March 10, 2014
Librarian Q&A: The Los Angeles Public Library
by Claire Kelley
The Los Angeles Public Library traces its origin to 1844, when it was started from donated books from citizens when Los Angeles was a town of only about 1,500 people. Librarians like Mary Emily Foy, who set up the Dewey Decimal card-catalog system in the library, and Tessa Kels, who “fought to keep racy French novels on the shelves,” forged the way from the late 1800s through the beginning of the twentieth century. In 1921, the city of Los Angeles passed a bond issue that funded the permanent home for the library, which was designed by architect Bertram Grosvenor Goodhue.
Today, the Los Angeles Public Library has six million volumes and is one of the largest publicly funded libraries in the world. Two arson fires in 1986 destroyed twenty percent of the library’s holdings and the music reading room. The city subsequently rallied around repairs and renovations to the library and it was reopened to the public in 1993. The library boasts a number of special collections that are so much fun to browse, including historic photographs, fruit crate labels, book plates, maps, travel posters, movie posters, and sheet music. I got to visit librarians Peggy Murphy and Catherine Royalty at the LAPL and asked them some questions about the beautiful place where they work.
Claire: Tell me about your role at the Los Angeles Public Library.
Peggy: I manage the collection units and all of the emedia purchasing.
Catherine: I help subject departments place their orders, and organize all of the choices for the book selectors at our branches.
Claire: What is unique about the Los Angeles Public Library?
Peggy: Our library system includes 72 branches in addition to the historic main library that was built in the 1920s (the new wing of the central library opened in 1994 after damage due to two arson fires was restored). Our City Librarian, John Szabo, is dedicated to making sure the patrons of Los Angeles have the best. We also have an excellent
reputation for our ebook collection.
Catherine: We serve a diverse population, and can provide content for people—from those who want print books to patrons who have every type of gadget.

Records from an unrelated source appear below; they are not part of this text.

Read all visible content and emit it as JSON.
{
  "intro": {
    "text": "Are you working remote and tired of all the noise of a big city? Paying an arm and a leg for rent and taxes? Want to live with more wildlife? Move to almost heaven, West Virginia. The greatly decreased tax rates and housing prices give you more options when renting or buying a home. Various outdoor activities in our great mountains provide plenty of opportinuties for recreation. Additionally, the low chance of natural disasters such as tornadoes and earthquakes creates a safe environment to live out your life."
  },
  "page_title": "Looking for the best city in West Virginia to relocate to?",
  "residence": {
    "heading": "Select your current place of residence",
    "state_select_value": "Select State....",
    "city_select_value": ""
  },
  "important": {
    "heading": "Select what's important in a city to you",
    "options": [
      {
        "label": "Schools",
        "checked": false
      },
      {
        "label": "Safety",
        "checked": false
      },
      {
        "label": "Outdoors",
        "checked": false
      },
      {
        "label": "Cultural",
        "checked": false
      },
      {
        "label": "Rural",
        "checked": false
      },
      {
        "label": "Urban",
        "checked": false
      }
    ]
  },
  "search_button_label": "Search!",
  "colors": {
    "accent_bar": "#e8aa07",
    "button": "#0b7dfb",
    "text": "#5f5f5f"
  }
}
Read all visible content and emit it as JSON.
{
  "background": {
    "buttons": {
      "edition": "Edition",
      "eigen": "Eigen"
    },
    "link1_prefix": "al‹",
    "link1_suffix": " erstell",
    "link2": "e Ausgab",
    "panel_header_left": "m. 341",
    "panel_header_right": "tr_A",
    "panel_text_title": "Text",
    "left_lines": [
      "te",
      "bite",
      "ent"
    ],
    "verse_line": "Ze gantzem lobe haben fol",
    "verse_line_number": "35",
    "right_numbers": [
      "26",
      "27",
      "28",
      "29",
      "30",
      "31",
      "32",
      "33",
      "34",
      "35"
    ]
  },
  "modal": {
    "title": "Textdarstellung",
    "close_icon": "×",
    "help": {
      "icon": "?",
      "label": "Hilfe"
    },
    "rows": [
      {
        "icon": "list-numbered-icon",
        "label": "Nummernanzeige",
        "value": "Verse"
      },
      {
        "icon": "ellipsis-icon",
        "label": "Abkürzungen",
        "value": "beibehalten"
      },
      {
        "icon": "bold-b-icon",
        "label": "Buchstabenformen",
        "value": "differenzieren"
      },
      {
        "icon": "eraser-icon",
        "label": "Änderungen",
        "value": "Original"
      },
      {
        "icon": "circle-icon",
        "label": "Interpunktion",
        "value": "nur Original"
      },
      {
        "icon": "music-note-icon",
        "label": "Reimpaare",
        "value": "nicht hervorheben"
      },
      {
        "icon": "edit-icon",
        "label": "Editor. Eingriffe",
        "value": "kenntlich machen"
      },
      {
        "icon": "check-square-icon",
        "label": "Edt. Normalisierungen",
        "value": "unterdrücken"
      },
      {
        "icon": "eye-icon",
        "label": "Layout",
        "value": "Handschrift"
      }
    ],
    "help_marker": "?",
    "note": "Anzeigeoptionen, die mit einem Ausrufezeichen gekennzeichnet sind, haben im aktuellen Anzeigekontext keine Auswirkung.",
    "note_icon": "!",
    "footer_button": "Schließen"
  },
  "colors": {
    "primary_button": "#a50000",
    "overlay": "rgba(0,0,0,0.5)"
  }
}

Claire: What programs or incentives are you particularly excited about at the Los Angeles Public Library?
Peggy: We offer immigration assistance for those who are interested in a path to citizenship and we help provide information about the affordable care act. The main branch has a new literacy center, and many branches provide school visits. We are starting a brand new online accredited highschool program in the next few months, and we have a dedicated space for a jobs center. We also provide resources and information for veterans.
Claire: Why are libraries important?
Peggy: I just saw this recently—“If we have Google, why do we need libraries?” And the answer was “If we have WebMD, why do we need doctors?” The information is out there, but librarians help find what you actually need and provide a complete answer that isn’t just touching the surface.
Catherine: We are also a hub that helps people wade through information. And as far as the library buildings themselves, there are so few public spaces where people can be without having to buy something anymore. Libraries are important public places.
Claire Kelley is the Director of Library and Academic Marketing at Melville House.